Staré Splavy (German Thammühl am See) is a town and a former spa resort, a part of the Doksy municipality in the Česká Lípa district, Liberec region, North Bohemia.

It is a recreation center on the northwest shore of Máchovo jezero. At the turn of the 19th and 20th centuries, it was one of the most famous holiday destinations in all of  Austro-Hungary. Even during the First Czechoslovak Republic, Staré Splavy was a popular recreational place, especially for well-off Jewish clientele from Prague, Liberec and even places as distant as Berlin or Vienna. 
At the beginning of the 20th century, many built their summer homes here, mostly in the style of art nouveau or functionalism (for example the Kohn brothers from Prague or Miloš Forman's parents).

The place was then often dubbed „das Böhmischer Lido“ („The Bohemian Lido“ in German). Because the post-war communist regime made the entire area one of the centres of socialist-style recreation in all of Czechoslovakia (especially in the 1970s and 1980s), sometimes it is today referred to as "Ibiza for the poor" ("Ibiza pro chudé"). Due to still relatively high density of Jewish families in the vicinity (who either are post-WWII natives here or moved here from Prague and other big cities since the 1990s), it is often referred to as "the Czech Catskills" or "Czech Florida".
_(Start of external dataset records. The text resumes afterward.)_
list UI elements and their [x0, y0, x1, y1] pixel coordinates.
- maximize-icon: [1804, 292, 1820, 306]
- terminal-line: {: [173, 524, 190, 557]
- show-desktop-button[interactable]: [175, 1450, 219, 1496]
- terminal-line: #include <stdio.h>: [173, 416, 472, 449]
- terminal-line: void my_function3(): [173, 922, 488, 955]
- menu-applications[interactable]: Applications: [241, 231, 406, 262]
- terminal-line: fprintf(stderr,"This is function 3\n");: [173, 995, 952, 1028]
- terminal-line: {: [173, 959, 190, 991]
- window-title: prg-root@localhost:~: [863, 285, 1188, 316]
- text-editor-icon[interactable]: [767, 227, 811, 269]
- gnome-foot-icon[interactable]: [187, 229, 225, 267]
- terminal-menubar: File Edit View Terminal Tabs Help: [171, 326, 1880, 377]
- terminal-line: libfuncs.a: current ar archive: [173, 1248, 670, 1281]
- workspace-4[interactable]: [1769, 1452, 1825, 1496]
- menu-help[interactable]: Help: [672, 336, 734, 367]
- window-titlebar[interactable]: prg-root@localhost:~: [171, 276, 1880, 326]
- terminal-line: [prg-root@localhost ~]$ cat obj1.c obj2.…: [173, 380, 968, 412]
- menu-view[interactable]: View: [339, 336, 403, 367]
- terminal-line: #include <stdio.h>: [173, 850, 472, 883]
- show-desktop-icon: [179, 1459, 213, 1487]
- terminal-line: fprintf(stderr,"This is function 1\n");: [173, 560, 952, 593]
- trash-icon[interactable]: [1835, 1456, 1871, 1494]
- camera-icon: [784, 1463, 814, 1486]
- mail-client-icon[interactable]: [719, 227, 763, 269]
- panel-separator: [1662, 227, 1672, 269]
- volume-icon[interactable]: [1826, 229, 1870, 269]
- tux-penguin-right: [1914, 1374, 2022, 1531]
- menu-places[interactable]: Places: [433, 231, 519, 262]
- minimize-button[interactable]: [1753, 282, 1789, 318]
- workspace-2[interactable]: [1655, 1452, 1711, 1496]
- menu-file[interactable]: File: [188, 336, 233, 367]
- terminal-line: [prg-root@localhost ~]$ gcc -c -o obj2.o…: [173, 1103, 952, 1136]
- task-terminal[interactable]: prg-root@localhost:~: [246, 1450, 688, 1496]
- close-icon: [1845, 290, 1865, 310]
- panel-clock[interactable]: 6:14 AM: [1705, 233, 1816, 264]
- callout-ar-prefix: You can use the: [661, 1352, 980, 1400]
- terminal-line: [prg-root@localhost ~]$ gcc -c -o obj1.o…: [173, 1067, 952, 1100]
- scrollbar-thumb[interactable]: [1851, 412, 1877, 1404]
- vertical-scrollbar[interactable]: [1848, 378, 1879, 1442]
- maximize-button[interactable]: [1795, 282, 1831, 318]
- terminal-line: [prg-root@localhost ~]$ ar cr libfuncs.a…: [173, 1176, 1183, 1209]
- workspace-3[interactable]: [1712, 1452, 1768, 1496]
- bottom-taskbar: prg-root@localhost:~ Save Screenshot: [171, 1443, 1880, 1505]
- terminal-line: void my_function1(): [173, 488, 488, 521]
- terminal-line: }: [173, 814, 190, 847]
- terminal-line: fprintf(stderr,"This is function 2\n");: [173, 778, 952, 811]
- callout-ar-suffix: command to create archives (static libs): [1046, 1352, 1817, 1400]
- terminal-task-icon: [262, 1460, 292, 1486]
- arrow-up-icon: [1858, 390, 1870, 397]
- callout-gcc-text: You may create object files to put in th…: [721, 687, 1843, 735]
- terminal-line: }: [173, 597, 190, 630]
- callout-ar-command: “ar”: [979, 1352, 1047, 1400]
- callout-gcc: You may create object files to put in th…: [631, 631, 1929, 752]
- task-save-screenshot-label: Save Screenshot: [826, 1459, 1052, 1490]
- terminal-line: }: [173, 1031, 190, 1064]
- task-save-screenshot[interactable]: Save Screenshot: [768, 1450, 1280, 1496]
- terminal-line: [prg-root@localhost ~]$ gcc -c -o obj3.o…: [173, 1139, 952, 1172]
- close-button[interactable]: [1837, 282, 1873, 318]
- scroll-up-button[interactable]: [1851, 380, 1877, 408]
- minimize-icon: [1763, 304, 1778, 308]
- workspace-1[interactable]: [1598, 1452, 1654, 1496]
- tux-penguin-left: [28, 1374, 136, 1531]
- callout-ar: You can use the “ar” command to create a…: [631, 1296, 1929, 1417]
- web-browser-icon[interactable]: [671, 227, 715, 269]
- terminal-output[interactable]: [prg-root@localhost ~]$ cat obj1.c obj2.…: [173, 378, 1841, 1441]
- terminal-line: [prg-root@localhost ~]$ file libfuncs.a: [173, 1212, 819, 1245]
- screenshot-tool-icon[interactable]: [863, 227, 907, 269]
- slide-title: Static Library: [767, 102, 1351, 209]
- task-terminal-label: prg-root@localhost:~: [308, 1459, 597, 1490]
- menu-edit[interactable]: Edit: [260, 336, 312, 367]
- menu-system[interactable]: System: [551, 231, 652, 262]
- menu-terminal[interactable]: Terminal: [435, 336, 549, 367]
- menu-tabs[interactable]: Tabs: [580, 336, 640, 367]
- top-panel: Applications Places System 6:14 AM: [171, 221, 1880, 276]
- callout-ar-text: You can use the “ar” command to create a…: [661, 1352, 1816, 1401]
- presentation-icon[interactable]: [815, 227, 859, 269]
Some well-known 20th century characters associated with the town include Franz Kafka (who has even dedicated one of his novels to the place, titled "Die Synagogue von Thammühl" - "The Synagogue of Thammühl"), Karel Poláček, Friedrich Torberg, František R. Kraus or Miloš Forman, apart of more ancient personalities, such as the Holy Roman Emperor Charles IV or a romantic Czech poet Karel Hynek Mácha, whose famous poem "Máj" is said to take place onshore of the hereby lake.